According to a report from Robert Costa of the Washington Post, President Trump has reportedly pulled the AHCA bill, averting the legislation coming to a vote in the House of Representatives. It's a high-profile and dramatic turn of events, one which could have severe political ramifications for the GOP ― the promises and pledges to repeal Obamacare, made over and over again over the last seven years, appear (for now at least) to be dead.
According to Costa, who spoke to Trump by phone and got confirmation of the bill being pulled, the president commented that he doesn't blame Speaker of the House Paul Ryan for the bill's failure. By the time 3:30 p.m. ET rolled around, which was when the vote was meant to take place, it became clear that things weren't on schedule. Mere minutes later, Costa broke the news, and the AP subsequently confirmed.

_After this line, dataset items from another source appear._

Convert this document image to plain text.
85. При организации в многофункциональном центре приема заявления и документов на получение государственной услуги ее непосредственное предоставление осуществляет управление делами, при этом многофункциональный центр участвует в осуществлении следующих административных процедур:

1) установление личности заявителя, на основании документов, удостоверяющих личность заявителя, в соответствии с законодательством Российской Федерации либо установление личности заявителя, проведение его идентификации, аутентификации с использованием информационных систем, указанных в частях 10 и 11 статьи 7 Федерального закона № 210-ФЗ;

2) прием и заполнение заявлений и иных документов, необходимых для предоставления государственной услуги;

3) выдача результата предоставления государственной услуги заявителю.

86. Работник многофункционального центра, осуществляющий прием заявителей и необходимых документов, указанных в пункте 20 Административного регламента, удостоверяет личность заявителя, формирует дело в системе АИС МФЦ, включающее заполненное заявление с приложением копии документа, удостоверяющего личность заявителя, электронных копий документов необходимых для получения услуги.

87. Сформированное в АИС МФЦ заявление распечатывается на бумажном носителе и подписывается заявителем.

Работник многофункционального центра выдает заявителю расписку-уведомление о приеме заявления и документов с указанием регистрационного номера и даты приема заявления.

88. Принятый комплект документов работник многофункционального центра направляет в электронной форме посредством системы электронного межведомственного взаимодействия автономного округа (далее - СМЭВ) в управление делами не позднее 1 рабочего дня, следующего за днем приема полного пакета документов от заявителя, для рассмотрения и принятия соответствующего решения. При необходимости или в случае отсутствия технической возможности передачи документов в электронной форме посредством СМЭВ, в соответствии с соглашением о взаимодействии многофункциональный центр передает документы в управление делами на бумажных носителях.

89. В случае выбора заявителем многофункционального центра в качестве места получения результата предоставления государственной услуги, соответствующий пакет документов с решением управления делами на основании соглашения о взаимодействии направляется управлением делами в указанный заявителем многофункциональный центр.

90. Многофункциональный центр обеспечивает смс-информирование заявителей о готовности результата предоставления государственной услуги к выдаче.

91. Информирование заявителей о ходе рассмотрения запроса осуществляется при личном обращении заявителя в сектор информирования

It's unclear what the next step is for the Republican effort to repeal Obamacare. The night prior to the scheduled vote, Trump reportedly threatened to abandon any further efforts on Obamacare repeal if the AHCA didn't get through. Suffice it to say, this is a massive failure on Trump's first-ever attempt at guiding signature legislation through the Congress, despite Republican majorities in both the House and Senate.
BREAKING: House Republicans, short of votes, withdraw health care bill.— The Associated Press (@AP) March 24, 2017
According to Costa, Trump says he doesn't intend to return to health care negotiations with the GOP, and even teased the possibility of trying to work with the Democrats to get something passed.
Similarly, Trump reportedly told Maggie Haberman of the New York Times that he intended to blame the Democrats if Obamacare "explodes," and expects they'll be ready to deal.
TRUMP tells me in interview this is now the Democrats' fault, and that he anticipates that when Obama "explodes" they will be ready to deal— Maggie Haberman (@maggieNYT) March 24, 2017
It's undeniable that Obamacare suffers from some issues that the Democratic Party under Obama was unable to reform by virtue of blanket refusal on the part of the GOP. It's also true that the Trump administration has already weakened the crucial individual mandate portion of the law via executive order, which means it's more likely to suffer future problems. In other words, while the bill may have died, Trump has already put his thumbprint on the ACA, and in a way that hurts the law rather than helps. Trump is reportedly planning to speak about the bill's withdrawal from the Oval Office.
In short, if Obamacare encounters problems down the line, you can anticipate that Trump will blame the Democrats and try to exact maximum political advantage, despite his own deep involvement in weakening the law. He's basically admitted as much ― he claimed that would be the best political strategy even while AHCA negotiations were ongoing.